Let's suppose that you've implemented the suggestion made by vnp, so that the line now reads:
nextFibonacci = (fibonacciNumbers[i - 1] + fibonacciNumbers[i]) % m
Could there still be an improvement? The Pisano period modulo \$m\$ is at most \$6m\$ and so the period-finding approach takes \$O(m)\$ steps, each of which involves the addition of numbers with \$O(\log m)\$ digits, for an overall runtime of \$O(m\log m)\$.

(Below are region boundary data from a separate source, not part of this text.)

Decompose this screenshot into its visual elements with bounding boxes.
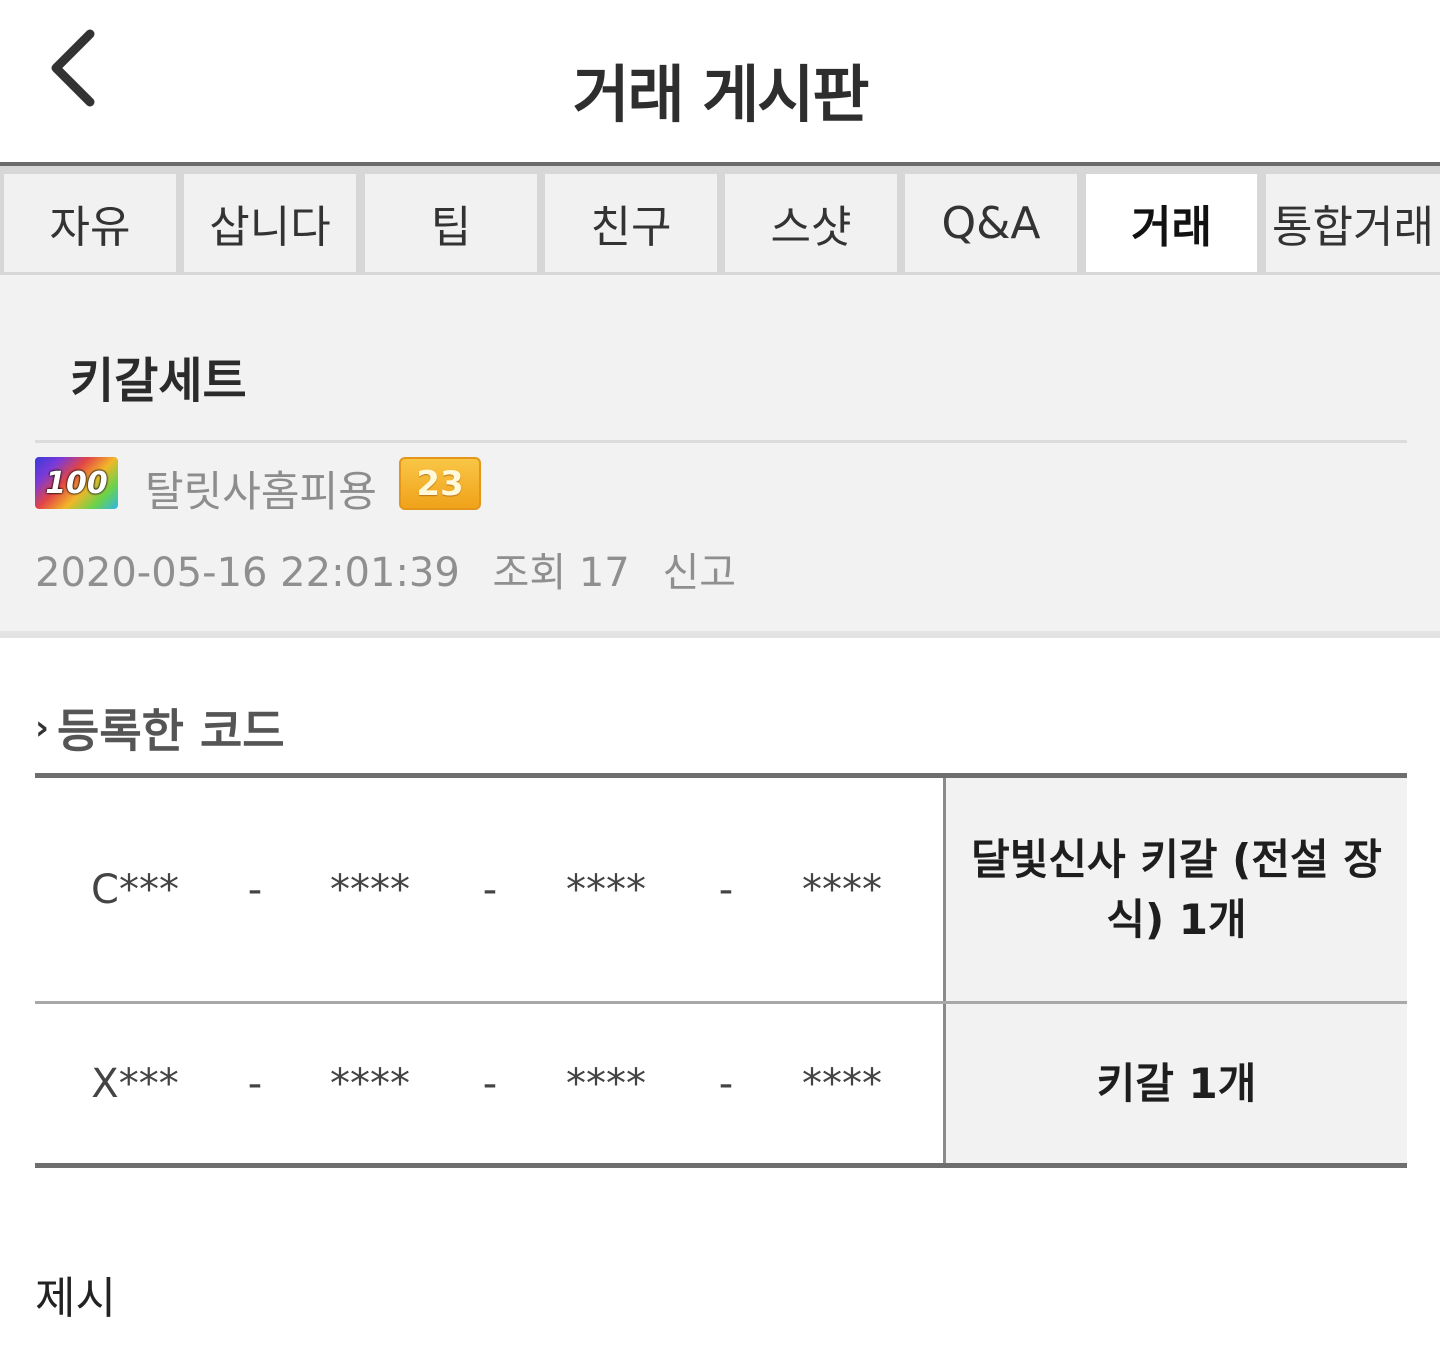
tab-screenshot[interactable]: 스샷 [725, 174, 897, 272]
tab-bar: 자유 삽니다 팁 친구 스샷 Q&A 거래 통합거래 [0, 162, 1440, 275]
divider [35, 440, 1407, 443]
code-separator: - [247, 866, 263, 913]
rank-badge-icon: 100 [35, 457, 118, 509]
code-separator: - [482, 1060, 498, 1107]
post-info: 키갈세트 100 탈릿사홈피용 23 2020-05-16 22:01:39 조… [0, 275, 1440, 631]
tab-qna[interactable]: Q&A [905, 174, 1077, 272]
code-part: **** [330, 866, 410, 913]
author-name[interactable]: 탈릿사홈피용 [145, 458, 377, 519]
code-part: **** [802, 866, 882, 913]
report-link[interactable]: 신고 [662, 550, 736, 596]
page-title: 거래 게시판 [572, 58, 870, 131]
code-separator: - [482, 866, 498, 913]
section-heading: › 등록한 코드 [35, 695, 285, 761]
code-part: **** [566, 866, 646, 913]
code-separator: - [247, 1060, 263, 1107]
tab-integrated-trade[interactable]: 통합거래 [1266, 174, 1440, 272]
code-cell: C*** - **** - **** - **** [35, 778, 943, 1001]
code-part: C*** [91, 866, 179, 913]
table-row: C*** - **** - **** - **** 달빛신사 키갈 (전설 장식… [35, 778, 1407, 1004]
table-row: X*** - **** - **** - **** 키갈 1개 [35, 1004, 1407, 1163]
post-body-text: 제시 [35, 1273, 116, 1324]
code-table: C*** - **** - **** - **** 달빛신사 키갈 (전설 장식… [35, 773, 1407, 1168]
post-datetime: 2020-05-16 22:01:39 [35, 550, 460, 596]
code-part: X*** [91, 1060, 179, 1107]
code-cell: X*** - **** - **** - **** [35, 1004, 943, 1163]
tab-buy[interactable]: 삽니다 [184, 174, 356, 272]
tab-trade[interactable]: 거래 [1086, 174, 1257, 272]
item-cell: 키갈 1개 [943, 1004, 1407, 1163]
code-part: **** [802, 1060, 882, 1107]
code-separator: - [718, 1060, 734, 1107]
section-heading-label: 등록한 코드 [57, 704, 285, 758]
post-title: 키갈세트 [70, 353, 247, 409]
post-meta: 2020-05-16 22:01:39 조회 17 신고 [35, 540, 756, 598]
post-views: 조회 17 [492, 550, 630, 596]
tab-friend[interactable]: 친구 [545, 174, 717, 272]
header: 거래 게시판 [0, 0, 1440, 162]
chevron-right-icon: › [35, 708, 50, 748]
tab-free[interactable]: 자유 [4, 174, 176, 272]
code-part: **** [566, 1060, 646, 1107]
code-part: **** [330, 1060, 410, 1107]
divider [0, 631, 1440, 638]
code-separator: - [718, 866, 734, 913]
tab-tip[interactable]: 팁 [365, 174, 537, 272]
level-badge: 23 [399, 457, 481, 510]
item-cell: 달빛신사 키갈 (전설 장식) 1개 [943, 778, 1407, 1001]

There is an alternative approach, which is to compute the \$n\$th Fibonacci number modulo \$m\$ using the recurrence $$ \eqalign{F_{2n−1} &= F_{n}^2 + F_{n−1}^2 \\ F_{2n} &= (2F_{n−1} + F_{n}) F_{n}}. $$ This can be implemented efficiently using recursion and memoization, for example you could use the @functools.lru_cache decorator, like this:
from functools import lru_cache
@lru_cache(maxsize=None)
def fibonacci_modulo(n, m):
"""Return the nth Fibonacci number modulo m."""
if n <= 1:
return n % m
elif n % 2:
a = fibonacci_modulo(n // 2, m)
b = fibonacci_modulo(n // 2 + 1, m)
return (a * a + b * b) % m
else:
a = fibonacci_modulo(n // 2 - 1, m)
b = fibonacci_modulo(n // 2, m)
return (2 * a + b) * b % m
This takes \$O((\log n)^2)\$ multiplications of numbers with \$O(\log m)\$ digits, for an overall runtime of \$O((\log n \log m)^2)\$. So this approach would be an improvement on period-finding in cases where $$(\log n)^2\log m ≪ m.$$ For example, in the case \$n=10^{17}-1, m=10^5\$ given in the question, we have \$(\log n)^2\log m \approx 6000\$ and on this test case fibonacci_modulo is much faster than get_fibonacci_huge:
>>> n = 10**17 - 1
>>> m = 10**5
>>> timeit(lambda:get_fibonacci_huge(n, m), number=1)
0.09250206896103919
>>> fibonacci_modulo.cache_clear()
>>> timeit(lambda:fibonacci_modulo(n, m), number=1)
0.0001637069508433342
(Note the use of cache_clear to ensure that we have an empty cache and so the timing comparison is fair.)